あたしはというと、何故か自分のことように緊張して心臓がバクバクと大きな音をたてていた。
「何?」
陽のほうを振り返って、ふんわりと微笑む天川さん。
その輝かしいオーラに陽が息を飲んだのがわかり、あたしは心の中で必死に早く誘えと叫ぶ。
そのあたしの念が届いたのか、陽は握りこぶしを作り、少し前のめりになりながら言った。

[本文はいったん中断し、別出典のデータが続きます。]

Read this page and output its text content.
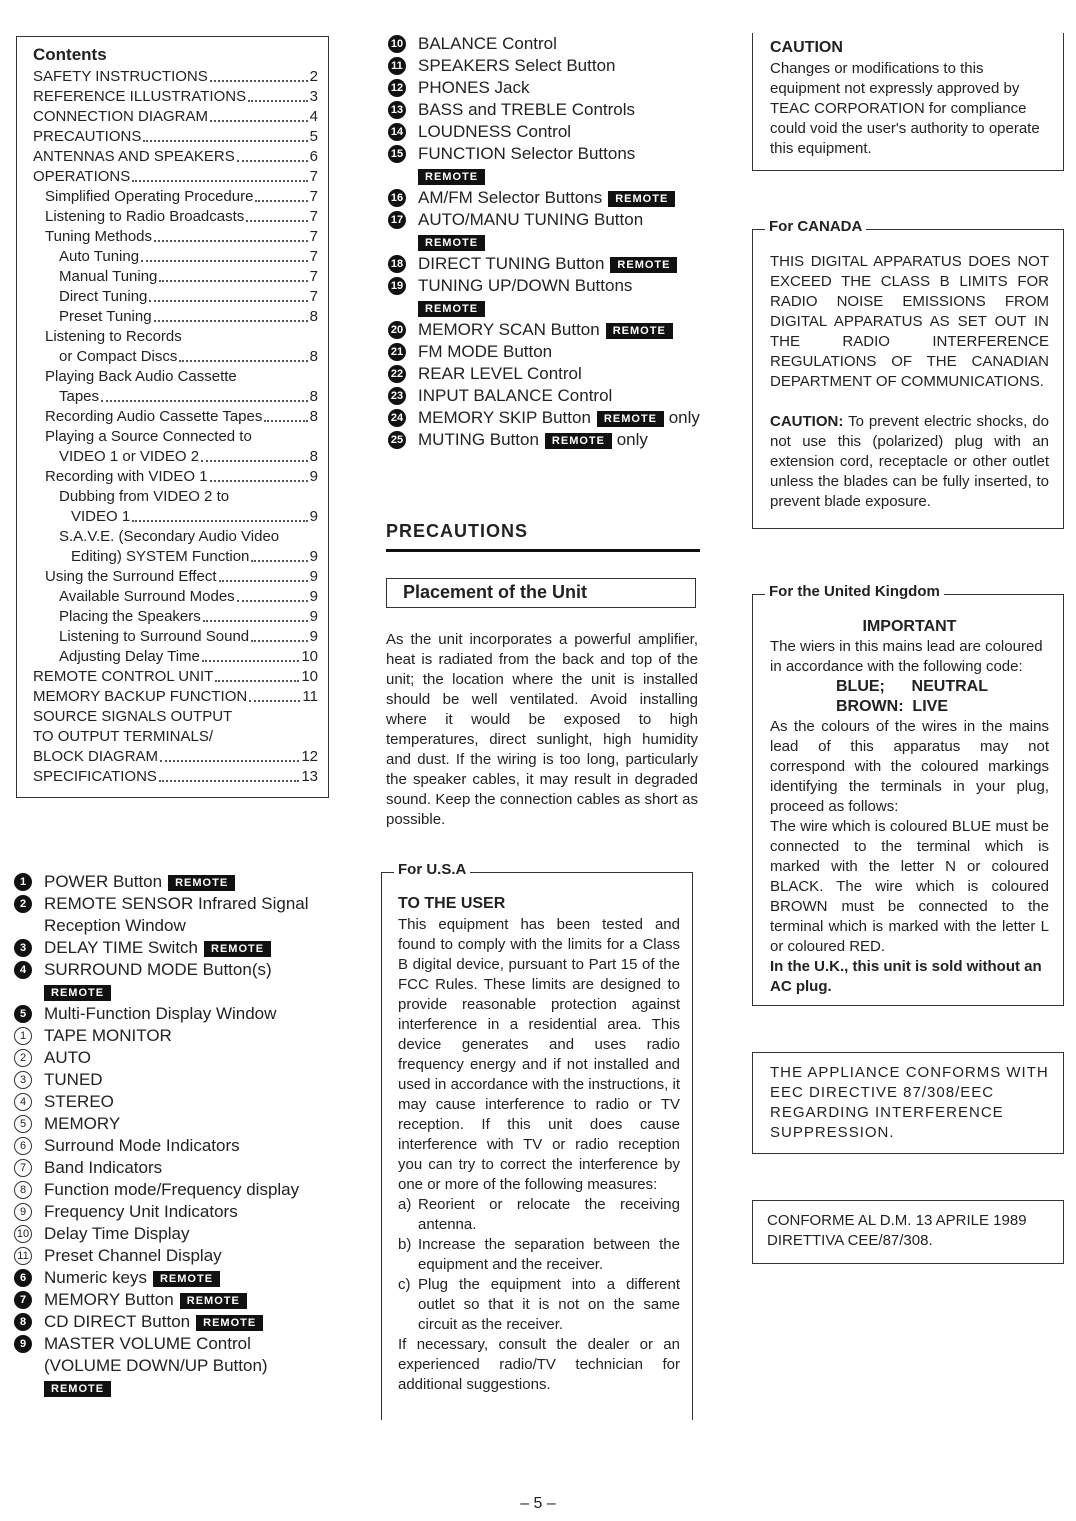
Contents
SAFETY INSTRUCTIONS	2
REFERENCE ILLUSTRATIONS	3
CONNECTION DIAGRAM	4
PRECAUTIONS	5
ANTENNAS AND SPEAKERS	6
OPERATIONS	7
Simplified Operating Procedure	7
Listening to Radio Broadcasts	7
Tuning Methods	7
Auto Tuning	7
Manual Tuning	7
Direct Tuning	7
Preset Tuning	8
Listening to Records
or Compact Discs	8
Playing Back Audio Cassette
Tapes	8
Recording Audio Cassette Tapes	8
Playing a Source Connected to
VIDEO 1 or VIDEO 2	8
Recording with VIDEO 1	9
Dubbing from VIDEO 2 to
VIDEO 1	9
S.A.V.E. (Secondary Audio Video
Editing) SYSTEM Function	9
Using the Surround Effect	9
Available Surround Modes	9
Placing the Speakers	9
Listening to Surround Sound	9
Adjusting Delay Time	10
REMOTE CONTROL UNIT	10
MEMORY BACKUP FUNCTION	11
SOURCE SIGNALS OUTPUT
TO OUTPUT TERMINALS/
BLOCK DIAGRAM	12
SPECIFICATIONS	13
1	POWER Button REMOTE
2	REMOTE SENSOR Infrared Signal
Reception Window
3	DELAY TIME Switch REMOTE
4	SURROUND MODE Button(s)
REMOTE
5	Multi-Function Display Window
1	TAPE MONITOR
2	AUTO
3	TUNED
4	STEREO
5	MEMORY
6	Surround Mode Indicators
7	Band Indicators
8	Function mode/Frequency display
9	Frequency Unit Indicators
10 Delay Time Display
11 Preset Channel Display
6	Numeric keys REMOTE
7	MEMORY Button REMOTE
8	CD DIRECT Button REMOTE
9	MASTER VOLUME Control
(VOLUME DOWN/UP Button)
REMOTE
10 BALANCE Control
11 SPEAKERS Select Button
12 PHONES Jack
13 BASS and TREBLE Controls
14 LOUDNESS Control
15 FUNCTION Selector Buttons
REMOTE
16 AM/FM Selector Buttons REMOTE
17 AUTO/MANU TUNING Button
REMOTE
18 DIRECT TUNING Button REMOTE
19 TUNING UP/DOWN Buttons
REMOTE
20 MEMORY SCAN Button REMOTE
21 FM MODE Button
22 REAR LEVEL Control
23 INPUT BALANCE Control
24 MEMORY SKIP Button REMOTE only
25 MUTING Button REMOTE only
PRECAUTIONS
Placement of the Unit
As the unit incorporates a powerful amplifier, heat is radiated from the back and top of the unit; the location where the unit is installed should be well ventilated. Avoid installing where it would be exposed to high temperatures, direct sunlight, high humidity and dust. If the wiring is too long, particularly the speaker cables, it may result in degraded sound. Keep the connection cables as short as possible.
For U.S.A
TO THE USER
This equipment has been tested and found to comply with the limits for a Class B digital device, pursuant to Part 15 of the FCC Rules. These limits are designed to provide reasonable protection against interference in a residential area. This device generates and uses radio frequency energy and if not installed and used in accordance with the instructions, it may cause interference to radio or TV reception. If this unit does cause interference with TV or radio reception you can try to correct the interference by one or more of the following measures:
a) Reorient or relocate the receiving antenna.
b) Increase the separation between the equipment and the receiver.
c) Plug the equipment into a different outlet so that it is not on the same circuit as the receiver.
If necessary, consult the dealer or an experienced radio/TV technician for additional suggestions.
CAUTION
Changes or modifications to this equipment not expressly approved by TEAC CORPORATION for compliance could void the user's authority to operate this equipment.
For CANADA
THIS DIGITAL APPARATUS DOES NOT EXCEED THE CLASS B LIMITS FOR RADIO NOISE EMISSIONS FROM DIGITAL APPARATUS AS SET OUT IN THE RADIO INTERFERENCE REGULATIONS OF THE CANADIAN DEPARTMENT OF COMMUNICATIONS.
CAUTION: To prevent electric shocks, do not use this (polarized) plug with an extension cord, receptacle or other outlet unless the blades can be fully inserted, to prevent blade exposure.
For the United Kingdom
IMPORTANT
The wiers in this mains lead are coloured in accordance with the following code:
BLUE;      NEUTRAL
BROWN:  LIVE
As the colours of the wires in the mains lead of this apparatus may not correspond with the coloured markings identifying the terminals in your plug, proceed as follows:
The wire which is coloured BLUE must be connected to the terminal which is marked with the letter N or coloured BLACK. The wire which is coloured BROWN must be connected to the terminal which is marked with the letter L or coloured RED.
In the U.K., this unit is sold without an AC plug.
THE APPLIANCE CONFORMS WITH EEC DIRECTIVE 87/308/EEC REGARDING INTERFERENCE SUPPRESSION.
CONFORME AL D.M. 13 APRILE 1989
DIRETTIVA CEE/87/308.
– 5 –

「天川さん!この間観たいって言ってた映画のチケットをもらったので、今週の土曜日か日曜日どっちがいいですかっ!?」
陽は、相当緊張していたのか、一息で勢いに任せて言い切った。
なるべく自然に振る舞うようにと何度も言ったはずなんだけど、やっぱり彼は顔に出てしまう性格らしく、耳まで真っ赤になっていた。
とはいえ、練習した通り。
“行きませんか?”じゃなくて、“どっちがいいですか?”と聞くことができた。
あえて、行くか行かないかの選択肢ではなく、日にちの選択肢を出すことで、相手は自然と“行く前提で”どちらかを選ぶことが多いため、デートに誘う時は打って付けの方法なのである。
と、紹介しているのをテレビで見たので、陽にもこの方法を使わせたのだ。